Ancient microbiome snakemake workflow
MIT License
19 stars 15 forks source link

Option to choose between filtering by TaxReads or Reads #111

Closed ZoePochon closed 1 year ago

ZoePochon commented 1 year ago

We are currently filtering by TaxReads, and most of the time Reads and TaxReads can have quite similar values. But sometimes, a lot of reads are assigned more specifically to a lower level called "sequence" in KrakenUniq. It is a lot the case with viruses where the genotype can be quite different than the complete reference genomes used as a reference at the "species" level. We would need to create an option where we can choose to filter by Reads instead of TaxReads.
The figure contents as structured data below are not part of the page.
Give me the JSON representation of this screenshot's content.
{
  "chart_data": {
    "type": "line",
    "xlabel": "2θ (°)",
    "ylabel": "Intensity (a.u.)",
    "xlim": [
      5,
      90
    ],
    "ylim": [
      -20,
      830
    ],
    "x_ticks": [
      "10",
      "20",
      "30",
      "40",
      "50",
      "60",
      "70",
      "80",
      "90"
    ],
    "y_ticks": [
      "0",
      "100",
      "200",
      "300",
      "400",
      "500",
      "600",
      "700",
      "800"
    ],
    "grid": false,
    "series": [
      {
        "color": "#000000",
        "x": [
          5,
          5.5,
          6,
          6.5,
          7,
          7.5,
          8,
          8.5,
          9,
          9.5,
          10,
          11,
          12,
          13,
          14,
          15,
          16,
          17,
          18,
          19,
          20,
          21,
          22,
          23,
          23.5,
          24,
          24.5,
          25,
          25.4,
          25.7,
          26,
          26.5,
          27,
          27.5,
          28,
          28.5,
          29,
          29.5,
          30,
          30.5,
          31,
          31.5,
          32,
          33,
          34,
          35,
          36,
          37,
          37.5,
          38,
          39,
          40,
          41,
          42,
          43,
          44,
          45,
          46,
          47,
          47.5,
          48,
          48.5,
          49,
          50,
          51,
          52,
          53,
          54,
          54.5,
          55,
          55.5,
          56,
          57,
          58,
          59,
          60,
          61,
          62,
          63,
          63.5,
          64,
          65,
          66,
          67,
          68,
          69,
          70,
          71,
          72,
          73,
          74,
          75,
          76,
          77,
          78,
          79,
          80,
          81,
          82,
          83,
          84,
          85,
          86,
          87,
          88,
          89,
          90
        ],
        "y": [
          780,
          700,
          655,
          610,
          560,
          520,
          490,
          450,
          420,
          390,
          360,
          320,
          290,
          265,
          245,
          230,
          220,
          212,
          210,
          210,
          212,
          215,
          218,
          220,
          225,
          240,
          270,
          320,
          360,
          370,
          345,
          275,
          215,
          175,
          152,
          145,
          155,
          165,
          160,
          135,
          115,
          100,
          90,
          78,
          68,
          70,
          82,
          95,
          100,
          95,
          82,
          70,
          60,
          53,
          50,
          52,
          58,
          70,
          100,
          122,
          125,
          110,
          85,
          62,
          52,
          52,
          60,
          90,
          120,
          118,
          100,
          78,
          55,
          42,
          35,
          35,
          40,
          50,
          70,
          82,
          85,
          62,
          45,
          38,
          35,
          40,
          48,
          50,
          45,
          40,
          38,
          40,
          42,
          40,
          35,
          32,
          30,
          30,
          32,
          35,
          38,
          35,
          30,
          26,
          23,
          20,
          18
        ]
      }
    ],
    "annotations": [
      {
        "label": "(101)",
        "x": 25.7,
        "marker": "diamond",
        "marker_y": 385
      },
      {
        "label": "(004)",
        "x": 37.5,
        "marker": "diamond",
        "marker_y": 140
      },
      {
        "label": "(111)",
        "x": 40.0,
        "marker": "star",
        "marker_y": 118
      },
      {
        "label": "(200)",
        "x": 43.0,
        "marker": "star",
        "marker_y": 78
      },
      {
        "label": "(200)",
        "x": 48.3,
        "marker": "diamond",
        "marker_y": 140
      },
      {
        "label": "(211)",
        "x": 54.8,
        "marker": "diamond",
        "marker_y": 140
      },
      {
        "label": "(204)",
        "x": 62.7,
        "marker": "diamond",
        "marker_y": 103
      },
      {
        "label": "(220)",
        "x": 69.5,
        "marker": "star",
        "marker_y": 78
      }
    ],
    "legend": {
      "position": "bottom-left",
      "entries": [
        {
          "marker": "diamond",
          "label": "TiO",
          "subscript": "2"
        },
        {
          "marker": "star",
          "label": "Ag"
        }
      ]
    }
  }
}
In the end that filtering is necessary to have enough reads aligned for the deamination pattern but this can be the case if we align to the right reference genome by hand later on.

Here is an example (without the real virus name, sorry): Percentage Reads TaxReads Kmers Dup Coverage Taxid Taxon Name 9.799e-05 522 64 1339 5.68 0.00129 10376 species Mysterious virus 7.79e-05 415 415 30 151 0.04601 1004844516 sequence Mysterious virus isolate 2, partial genome 4.693e-06 25 25 29 13.8 0.03448 1004844718 sequence Mysterious virus isolate 3, partial genome 1.502e-06 8 8 32 6.69 0.08312 1004842593 sequence Mysterious virus, cell line 5 1.126e-06 6 6 16 5.25 0.1103 1004844670 sequence Mysterious virus isolate 4, partial genome 3.754e-07 2 2 31 1.55 0.08052 1004844691 sequence Mysterious virus isolate 5, partial genome 3.754e-07 2 2 21 2 0.01246 1004844628 sequence Mysterious virus isolate 6, partial genome

ZoePochon commented 1 year ago

So I've been trying to filter by Reads for some sample to see what happens but it becomes way to sensitive then and I have to increase the threshold crazily. Trying to find another workaround

ZoePochon commented 1 year ago

Checking the KrakenUniq output for viruses of interest and investigate them deeper by hand is the only solution I see so far.